うまいこといえない。

うまいこといえない人がつたないなりに誰かになにかを伝えるための場所。

捨てて消して、忘れていくのもアリになった

次の回収日に、プレイステーションを処分する。
もう十年近く遊んでいなかったから。
いまとこれからのわたしに、こつこつとバトルパートを積み重ねながらRPGをクリアするだけの心の体力はない。
青春時代に夢中になってやり込んだロマサガ3のアプリ版さえも挫折したんだもの、テレビにつなぐタイプのゲームは言わずもがな。
遊んできたゲームタイトルはずっと好きで愛している。だけど昔のようには取り組めなくなった。

Kindleライブラリからいくつかの本を完全に削除した。
それらが棚にあってサムネイルが目に入るたび気を重くする必要はないのかな、とようやく割りきれたから。
買ってはみたものの好きではなかった本、持っていることがなんとなくしんどい本、価値観が合わなくなっていった本。
もういいかな、と自然に思えた。本との別れも人とのそれと同じこと。
データと一緒に記録と記憶も無理やりに消してしまうみたいだ。だけどそうしてでも忘れたいことだってある。
気に入った本は紙で買いなおして、ぼちぼち紙に回帰していくつもり。

わたしの半生の区切りとして、最後に、ワープロを廃品回収に出すことにした。
高校生のときにバイト代をためて買って十数年もの間たくさんの小説を書いてきたかつての相棒に、もう十年近く触っていなかった。
文章は落ち着いて座ってキーボードで、というスタイルでしか書けなかったのにスマートフォンを持つことに慣れてからは場所もこだわりもなくなったから。
何百もの創作物がおさまっているはずのフロッピーディスクも一緒に処分する。バックアップはとらない(そもそも昔のワープロだから、とれるタイプじゃない)。プリントアウトもしない。
わたしが創ったものたちは、ただ人知れず消えていく。
躊躇しなくもないけれど、もうブログ以外の文章を書いたり、なにかに萌えて創作活動を再開することもないだろう。
ワープロにかわってポメラをと何度か考えたものの、持ちものと出費につりあうほどのものを創りだすことも、日常的に使い込むこともなさそうだから、たぶんこの先も手に入れない。
ものを書く道具は手のひらにおさまるくらいで充分だ。スマホだけを持って、自分を満たして、ささやかにやっていく。

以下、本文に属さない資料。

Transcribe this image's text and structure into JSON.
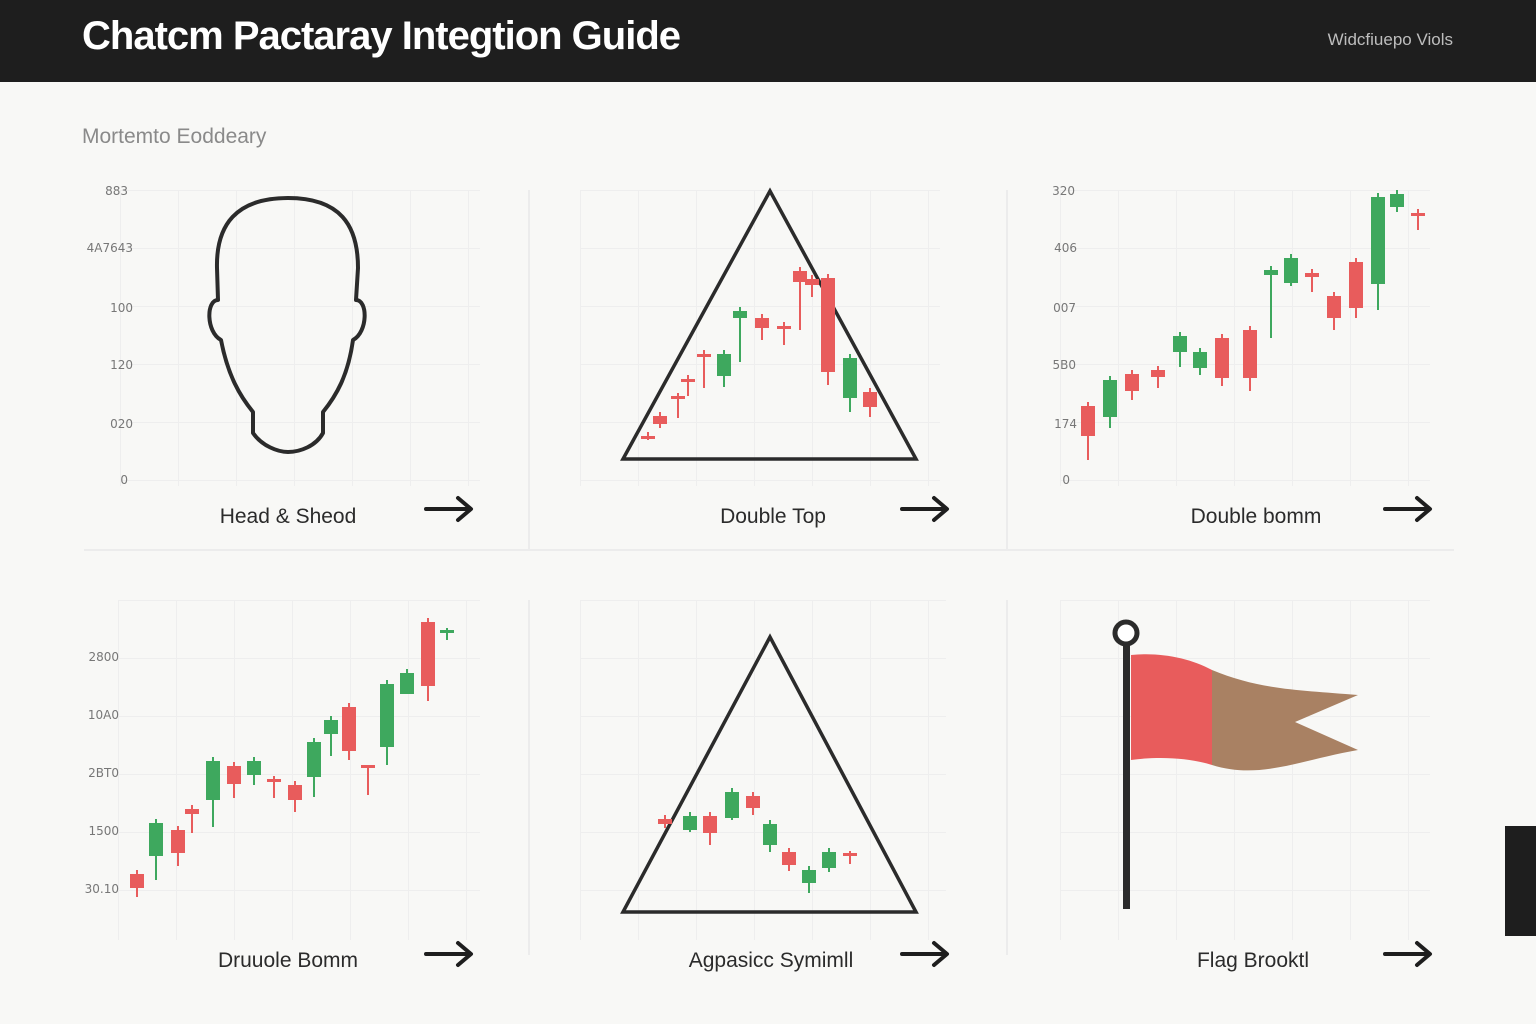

わたしはずっとなにかを残したかった。文章を書く人間のさがとして。
覚えていることを忘れたくなかった。ぜんぶ、なにもかも、覚えていたかった。なにかにハマるオタクの習性として。
人に忘れられるのが怖かった。書いたものと好きなものでつながった人たちに認められ、わかりあえる幸せを知ったから。
だけど近ごろはこう思うのだ。なにかを残したり人に見せなくたって、なにを好きでいたのかは自分自身が覚えていればいいし、その自分が忘れてしまうのならば忘れていけばいい。誰かに忘れられてもかまわない。だって、わたしもちょっとずつ誰かなにかを忘れていく。

執着を手放して自由に生きていく。気負わずに暮らしていく。
持てるだけ、覚えていられるだけ、かかわれるだけ。
そんな生きかたが、四十代のいまとこれからのわたしにはアリになった。